Attenuation, Delay and Spatial Propagation of Pumping Effects: Response Functions and Double-Entry Accounting

Tuesday, April 13, 2010: 3:05 p.m.
Lawrence A/B (Westin Tabor Center, Denver)
Bryce A. Contor , Idaho Water Resources Research Institute, Idaho Falls, ID
When the prior-appropriation administration of groundwater use and surface-water use are linked, it becomes necessary to quantify in time and space the depletion effects that pumping has upon surface water.  The propagation of pumping effects is dampened and delayed in transit through the aquifer.  If more than one surface-water body is hydraulically connected to the aquifer, the pumping effect must be partitioned between the surface-water bodies for just and equitable administration of prior appropriation.

In large aquifers such as the Eastern Snake River Plain Aquifer of Idaho, different pumping locations can vary trememdously in the degree of dampening and the time of delay of propagation of pumping effects.  Simple mass-balance accounting that ignores temporal differences in matching mitigation to pumping can injure surface-water right holders and natural systems.

One administrative alternative is the individual calculation of depletionary effects for each individual transaction (i.e. withdrawal permit application or change in point of diverison application).  This has proven to be costly and time consuming.

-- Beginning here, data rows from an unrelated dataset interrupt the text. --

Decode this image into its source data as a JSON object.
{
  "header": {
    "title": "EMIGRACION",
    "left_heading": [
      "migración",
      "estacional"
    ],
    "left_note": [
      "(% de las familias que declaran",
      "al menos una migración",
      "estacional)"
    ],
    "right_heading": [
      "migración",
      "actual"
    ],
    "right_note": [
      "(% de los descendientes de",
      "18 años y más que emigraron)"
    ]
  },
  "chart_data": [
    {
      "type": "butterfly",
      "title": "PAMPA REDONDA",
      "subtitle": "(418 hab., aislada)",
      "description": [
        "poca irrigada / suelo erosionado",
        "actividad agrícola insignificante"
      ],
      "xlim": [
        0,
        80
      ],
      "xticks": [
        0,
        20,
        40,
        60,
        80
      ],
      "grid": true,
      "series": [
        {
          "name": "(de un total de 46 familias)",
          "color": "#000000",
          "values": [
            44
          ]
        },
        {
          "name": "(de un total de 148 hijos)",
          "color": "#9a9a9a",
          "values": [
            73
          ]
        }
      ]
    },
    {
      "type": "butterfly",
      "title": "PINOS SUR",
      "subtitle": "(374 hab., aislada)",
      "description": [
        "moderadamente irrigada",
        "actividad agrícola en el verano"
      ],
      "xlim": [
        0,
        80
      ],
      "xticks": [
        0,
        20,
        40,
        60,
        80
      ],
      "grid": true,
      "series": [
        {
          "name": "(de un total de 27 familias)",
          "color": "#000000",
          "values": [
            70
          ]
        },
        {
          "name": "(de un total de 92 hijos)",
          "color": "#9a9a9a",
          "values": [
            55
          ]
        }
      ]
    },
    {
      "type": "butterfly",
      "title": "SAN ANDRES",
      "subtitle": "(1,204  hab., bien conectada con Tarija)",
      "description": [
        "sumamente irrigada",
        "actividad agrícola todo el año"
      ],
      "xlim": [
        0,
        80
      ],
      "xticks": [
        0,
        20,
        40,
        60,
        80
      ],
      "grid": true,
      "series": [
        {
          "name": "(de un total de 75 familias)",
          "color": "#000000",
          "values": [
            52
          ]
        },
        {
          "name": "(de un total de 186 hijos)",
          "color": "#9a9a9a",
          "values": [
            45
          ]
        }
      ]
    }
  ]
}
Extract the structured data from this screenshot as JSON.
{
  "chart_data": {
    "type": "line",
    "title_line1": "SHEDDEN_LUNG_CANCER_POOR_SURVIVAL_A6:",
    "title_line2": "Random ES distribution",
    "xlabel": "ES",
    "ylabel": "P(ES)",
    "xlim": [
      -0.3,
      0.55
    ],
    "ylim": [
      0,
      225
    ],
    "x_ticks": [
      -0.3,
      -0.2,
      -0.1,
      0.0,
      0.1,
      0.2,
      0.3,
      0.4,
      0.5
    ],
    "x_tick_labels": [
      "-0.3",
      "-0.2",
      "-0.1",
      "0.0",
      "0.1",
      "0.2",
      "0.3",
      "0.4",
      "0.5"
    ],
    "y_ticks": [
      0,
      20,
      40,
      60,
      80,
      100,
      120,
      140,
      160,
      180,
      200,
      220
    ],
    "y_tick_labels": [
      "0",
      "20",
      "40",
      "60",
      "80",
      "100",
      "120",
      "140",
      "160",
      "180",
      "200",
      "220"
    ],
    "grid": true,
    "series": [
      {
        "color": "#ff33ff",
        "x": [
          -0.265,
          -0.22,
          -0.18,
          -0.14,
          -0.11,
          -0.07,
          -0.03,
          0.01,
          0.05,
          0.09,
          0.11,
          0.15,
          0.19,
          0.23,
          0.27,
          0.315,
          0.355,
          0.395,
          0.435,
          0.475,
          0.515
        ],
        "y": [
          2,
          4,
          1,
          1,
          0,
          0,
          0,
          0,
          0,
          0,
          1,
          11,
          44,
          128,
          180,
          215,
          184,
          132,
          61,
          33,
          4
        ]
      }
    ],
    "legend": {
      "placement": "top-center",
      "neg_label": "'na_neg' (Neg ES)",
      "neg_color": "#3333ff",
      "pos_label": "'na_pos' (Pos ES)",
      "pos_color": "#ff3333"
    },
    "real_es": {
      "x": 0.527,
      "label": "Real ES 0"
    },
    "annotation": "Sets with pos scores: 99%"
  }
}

If aquifer response functions are used to quantify the propagation of effects in time and space, all events may be condensed into a "common currency" of time series of effects at surface water bodies.  If double-entry accounting principles from the financial-accounting field are adopted, all impacts and activities can be addressed in a single administrative system.  The power of this mechanism is that it automatically enforces the prior-appropriation "no-harm rule" and at all times maintains a record of past impacts and a projection of future impacts upon surface water resources.

If an administrative goal is to allow market forces to aid economically-efficient exchange and allocation, this mechanism also provides market-requisite transparency, information, and commodity homogeneity.